In his speeches, Mugabe has insinuated a possible civil war failing his victory in the run-off vote. And his party is doing everything it can to persuade Zimbabwe's people to vote for him.

In Mbare, one of Harare's poorest neighborhoods, torn MDC posters that display the face of the opposition leader Tsvangirai mark the building that is known for the notorious beatings that take place throughout the day and well into the evening.

The "flats" — a large five-story, rundown apartment — is one of Mbare's landmarks since most of people who live in this overcrowded township stay inside three-room concrete shacks with large rusty tin roofs.

"This is the ghetto," says Nyasha, a middle-aged woman who holds her young child. "Everything happens here." What she is referring to is the rampant theft that plagues the neighborhood. "They [Zanu-PF] has given the young people something else destructive to do with their time."

Beginning around 8 a.m., Zanu-PF members, composed mainly of young men who travel in groups of five or 10, demand that street vendors and shopkeepers join in political marches that will encircle Mbare.

If not, they will be beaten.

The Southern African Development Community has deployed observers for the upcoming June 27 run-off to ensure the elections are both free and fair for all.

Marching around Mbare for more than an hour, the people chant "Chipangano," which means "Our Agreement," while clenching their fists in the air and holding posters of President Mugabe who also holds his fist raised proudly in the air.

In a sweeping move throughout the past week, President Mugabe has initiated a ceasefire to all operations by numerous NGOs providing humanitarian aid within the country.

In another ghetto in Harare, Warren Park, the tactics are a little more extreme.

In the late afternoon war veterans and military personnel travel in the back of pickup trucks and stop at houses along the trash-ridden streets.

One soldier simply bangs on the door and displays his gun. The men of the house soon exit and follow the truck a few miles out of town where they attend a "re-education" seminar for hours into the night that concludes with all the men singing songs of Zanu–PF nationalism.

Those who resist Mugabe and his men face terrible consquences.

They could be charged with treason and taken to court, as Biti has been. Or, as the Times of London pointed out in its report published Thursday, they could be killed by members of his militia.

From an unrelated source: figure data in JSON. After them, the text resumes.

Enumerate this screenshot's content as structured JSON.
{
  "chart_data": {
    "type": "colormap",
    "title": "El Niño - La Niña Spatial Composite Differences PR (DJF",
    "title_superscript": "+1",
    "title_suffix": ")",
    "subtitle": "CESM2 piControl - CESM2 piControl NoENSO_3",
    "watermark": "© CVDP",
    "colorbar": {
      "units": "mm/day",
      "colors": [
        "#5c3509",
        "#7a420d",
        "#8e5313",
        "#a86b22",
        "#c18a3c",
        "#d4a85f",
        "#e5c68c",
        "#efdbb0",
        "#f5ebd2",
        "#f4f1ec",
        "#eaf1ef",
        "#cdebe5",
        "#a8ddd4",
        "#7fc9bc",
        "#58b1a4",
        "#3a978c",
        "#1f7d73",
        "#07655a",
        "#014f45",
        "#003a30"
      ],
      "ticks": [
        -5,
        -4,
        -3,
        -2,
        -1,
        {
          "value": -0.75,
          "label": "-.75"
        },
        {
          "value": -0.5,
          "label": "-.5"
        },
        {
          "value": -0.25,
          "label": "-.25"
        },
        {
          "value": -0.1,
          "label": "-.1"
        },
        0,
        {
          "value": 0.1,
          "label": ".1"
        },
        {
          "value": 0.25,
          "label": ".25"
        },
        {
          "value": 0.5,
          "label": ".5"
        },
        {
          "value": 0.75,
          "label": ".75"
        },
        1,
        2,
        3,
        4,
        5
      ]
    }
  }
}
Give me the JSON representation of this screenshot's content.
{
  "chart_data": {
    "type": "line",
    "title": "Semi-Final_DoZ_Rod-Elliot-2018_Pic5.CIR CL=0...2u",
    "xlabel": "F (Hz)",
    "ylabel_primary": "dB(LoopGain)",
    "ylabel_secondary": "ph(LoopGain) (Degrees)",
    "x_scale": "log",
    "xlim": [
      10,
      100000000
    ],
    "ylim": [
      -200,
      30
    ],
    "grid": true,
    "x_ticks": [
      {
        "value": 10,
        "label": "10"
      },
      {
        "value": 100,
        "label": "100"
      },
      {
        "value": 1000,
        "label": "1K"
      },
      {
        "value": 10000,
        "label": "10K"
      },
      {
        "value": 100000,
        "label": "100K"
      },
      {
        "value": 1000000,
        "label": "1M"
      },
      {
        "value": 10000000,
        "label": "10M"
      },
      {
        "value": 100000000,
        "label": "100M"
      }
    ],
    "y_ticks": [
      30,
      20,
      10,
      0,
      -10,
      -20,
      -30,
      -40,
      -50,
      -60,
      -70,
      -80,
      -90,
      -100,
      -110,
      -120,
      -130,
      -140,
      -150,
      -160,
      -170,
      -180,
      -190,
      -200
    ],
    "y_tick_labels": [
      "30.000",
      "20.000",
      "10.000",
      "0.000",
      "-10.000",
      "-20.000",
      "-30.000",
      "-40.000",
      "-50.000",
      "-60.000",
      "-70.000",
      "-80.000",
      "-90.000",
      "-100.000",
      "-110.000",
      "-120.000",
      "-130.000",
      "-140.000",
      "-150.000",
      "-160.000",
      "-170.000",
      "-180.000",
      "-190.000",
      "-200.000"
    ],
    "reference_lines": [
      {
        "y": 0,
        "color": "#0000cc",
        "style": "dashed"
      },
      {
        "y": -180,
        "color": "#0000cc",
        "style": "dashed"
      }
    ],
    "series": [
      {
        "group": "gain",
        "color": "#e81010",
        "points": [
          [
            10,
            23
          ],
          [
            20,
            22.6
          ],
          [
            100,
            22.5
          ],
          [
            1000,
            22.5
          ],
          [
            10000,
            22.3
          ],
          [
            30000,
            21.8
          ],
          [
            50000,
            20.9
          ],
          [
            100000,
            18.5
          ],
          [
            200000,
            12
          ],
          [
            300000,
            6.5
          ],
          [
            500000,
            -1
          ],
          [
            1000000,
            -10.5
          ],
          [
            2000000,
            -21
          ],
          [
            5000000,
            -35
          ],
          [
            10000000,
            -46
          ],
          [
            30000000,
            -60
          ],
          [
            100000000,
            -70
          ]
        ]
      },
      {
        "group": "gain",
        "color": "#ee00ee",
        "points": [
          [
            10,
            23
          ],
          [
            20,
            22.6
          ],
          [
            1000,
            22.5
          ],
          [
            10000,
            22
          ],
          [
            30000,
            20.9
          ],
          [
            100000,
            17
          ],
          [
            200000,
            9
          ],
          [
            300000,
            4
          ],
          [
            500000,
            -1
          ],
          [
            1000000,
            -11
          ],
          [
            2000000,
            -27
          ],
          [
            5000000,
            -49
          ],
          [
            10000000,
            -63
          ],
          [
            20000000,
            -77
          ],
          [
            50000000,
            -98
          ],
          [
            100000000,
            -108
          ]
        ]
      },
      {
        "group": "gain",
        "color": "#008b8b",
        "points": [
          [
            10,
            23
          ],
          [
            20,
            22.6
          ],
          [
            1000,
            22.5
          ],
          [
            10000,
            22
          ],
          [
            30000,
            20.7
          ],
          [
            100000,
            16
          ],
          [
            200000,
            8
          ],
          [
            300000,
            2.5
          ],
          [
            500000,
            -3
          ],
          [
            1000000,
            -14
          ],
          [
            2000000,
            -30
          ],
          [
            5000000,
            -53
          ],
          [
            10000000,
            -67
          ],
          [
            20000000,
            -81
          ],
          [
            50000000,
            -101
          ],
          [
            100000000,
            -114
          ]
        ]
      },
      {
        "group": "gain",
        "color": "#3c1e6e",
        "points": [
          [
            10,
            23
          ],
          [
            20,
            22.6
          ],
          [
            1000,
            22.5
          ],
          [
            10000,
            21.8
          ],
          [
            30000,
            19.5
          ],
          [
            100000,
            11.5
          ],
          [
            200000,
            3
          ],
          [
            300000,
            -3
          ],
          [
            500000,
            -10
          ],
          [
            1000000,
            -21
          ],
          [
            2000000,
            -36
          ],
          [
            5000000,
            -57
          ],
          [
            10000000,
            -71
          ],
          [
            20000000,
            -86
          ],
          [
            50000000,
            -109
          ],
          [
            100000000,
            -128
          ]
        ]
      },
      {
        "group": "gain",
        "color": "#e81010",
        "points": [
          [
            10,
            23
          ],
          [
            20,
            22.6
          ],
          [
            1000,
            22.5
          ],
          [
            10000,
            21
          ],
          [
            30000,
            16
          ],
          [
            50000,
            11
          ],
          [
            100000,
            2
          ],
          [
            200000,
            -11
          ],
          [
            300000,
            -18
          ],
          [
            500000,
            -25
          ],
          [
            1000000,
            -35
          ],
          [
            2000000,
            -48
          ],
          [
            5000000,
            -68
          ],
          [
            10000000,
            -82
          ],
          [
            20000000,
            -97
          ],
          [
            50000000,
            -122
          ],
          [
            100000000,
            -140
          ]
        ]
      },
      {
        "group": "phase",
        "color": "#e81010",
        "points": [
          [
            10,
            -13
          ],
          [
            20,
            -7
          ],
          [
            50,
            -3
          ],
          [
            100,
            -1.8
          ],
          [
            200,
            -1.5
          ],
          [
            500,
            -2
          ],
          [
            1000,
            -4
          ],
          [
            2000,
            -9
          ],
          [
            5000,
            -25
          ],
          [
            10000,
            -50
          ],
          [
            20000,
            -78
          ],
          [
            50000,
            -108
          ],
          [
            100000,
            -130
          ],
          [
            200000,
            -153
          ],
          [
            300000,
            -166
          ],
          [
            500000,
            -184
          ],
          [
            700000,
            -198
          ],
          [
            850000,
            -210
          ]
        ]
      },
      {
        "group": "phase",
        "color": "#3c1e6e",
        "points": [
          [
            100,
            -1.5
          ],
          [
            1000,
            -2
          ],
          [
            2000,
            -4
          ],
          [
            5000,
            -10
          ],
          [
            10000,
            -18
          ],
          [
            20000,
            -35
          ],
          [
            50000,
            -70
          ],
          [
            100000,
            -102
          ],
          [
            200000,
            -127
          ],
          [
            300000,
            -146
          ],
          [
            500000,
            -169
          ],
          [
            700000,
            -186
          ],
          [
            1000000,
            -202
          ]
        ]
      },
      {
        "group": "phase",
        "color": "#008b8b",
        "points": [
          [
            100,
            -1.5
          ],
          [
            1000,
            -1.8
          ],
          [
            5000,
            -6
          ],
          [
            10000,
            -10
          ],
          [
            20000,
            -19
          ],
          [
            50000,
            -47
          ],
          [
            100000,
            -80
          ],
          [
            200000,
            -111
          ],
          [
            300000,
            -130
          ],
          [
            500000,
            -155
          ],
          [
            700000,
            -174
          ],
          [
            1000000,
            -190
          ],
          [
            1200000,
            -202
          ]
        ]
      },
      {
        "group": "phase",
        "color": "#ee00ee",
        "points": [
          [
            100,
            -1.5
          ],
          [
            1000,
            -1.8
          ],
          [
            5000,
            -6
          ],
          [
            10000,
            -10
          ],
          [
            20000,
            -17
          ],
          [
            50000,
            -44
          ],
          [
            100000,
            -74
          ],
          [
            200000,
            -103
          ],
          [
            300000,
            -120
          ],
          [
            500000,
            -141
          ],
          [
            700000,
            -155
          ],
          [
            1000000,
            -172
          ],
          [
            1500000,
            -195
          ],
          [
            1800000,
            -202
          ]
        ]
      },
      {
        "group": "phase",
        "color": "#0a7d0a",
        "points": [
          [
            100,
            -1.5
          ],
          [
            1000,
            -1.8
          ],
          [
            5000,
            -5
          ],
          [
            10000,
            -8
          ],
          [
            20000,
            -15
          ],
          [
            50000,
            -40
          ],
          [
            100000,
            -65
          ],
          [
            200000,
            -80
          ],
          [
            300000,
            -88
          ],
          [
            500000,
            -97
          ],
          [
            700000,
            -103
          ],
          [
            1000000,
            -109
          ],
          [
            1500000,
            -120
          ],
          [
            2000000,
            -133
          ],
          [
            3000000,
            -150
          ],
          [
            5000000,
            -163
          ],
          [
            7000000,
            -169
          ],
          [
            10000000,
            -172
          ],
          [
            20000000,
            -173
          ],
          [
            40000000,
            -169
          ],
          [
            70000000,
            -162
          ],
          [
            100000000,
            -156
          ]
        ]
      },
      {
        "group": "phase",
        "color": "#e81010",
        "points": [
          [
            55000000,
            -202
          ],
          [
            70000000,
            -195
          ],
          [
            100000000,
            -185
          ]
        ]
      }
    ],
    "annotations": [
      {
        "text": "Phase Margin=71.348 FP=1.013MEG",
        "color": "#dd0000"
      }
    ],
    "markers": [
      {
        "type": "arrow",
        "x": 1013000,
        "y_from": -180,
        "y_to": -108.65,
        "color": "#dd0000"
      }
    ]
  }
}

The Times of London reported on the gruesome murder last Friday of Dadirai Chipiro, the wife of Patson Chipiro, head of the MDC in Mhondoro district, 90 miles south of Harare.

The 45-year-old was burned alive by Zanu-PF militiamen, who first chopped off one of her hands, and then her feet, before throwing her into her hut, locking the door and throwing a petrol bomb through the window.

This killing was only the latest in a long line of atrocities waged by Mugabe's regime.

Kudzi, a mother of three and wife to one of the men who has been taken for two consecutive nights, talks about what she believes is going on.

"We are being told what to think and do," she said. "They don't give us any food for our starving children or money, they only give us fear."

For many kids who live on the streets of Mbare, the Zanu-PF members give these young people beer and marijuana during breaks between marching.

The United States has accused Mugabe's government of using food as a weapon to hold onto power at any cost.

Last Friday, U.S. State Department spokesman Sean McCormack told reporters that the Zimbabwean government, having "wrecked" the country's economy, wants to be the "sole source for any food aid for people."

It amounts to "using food as a weapon, using the hunger of parents' children against them to prevent them from voting their conscience for a better kind of Zimbabwe," he charged.

In Mbare at the end of the day, the same innocent bystanders who were marching in the streets are finally forced to clean the streets of this poverty-stricken neighborhood.

Why? President Mugabe is planning to come for a visit. As they clean, they sing Chimwe ne Chimwe Chinenguva Yacho, which means "Everything has its own time."

Reuters contributed to the reporting of this story.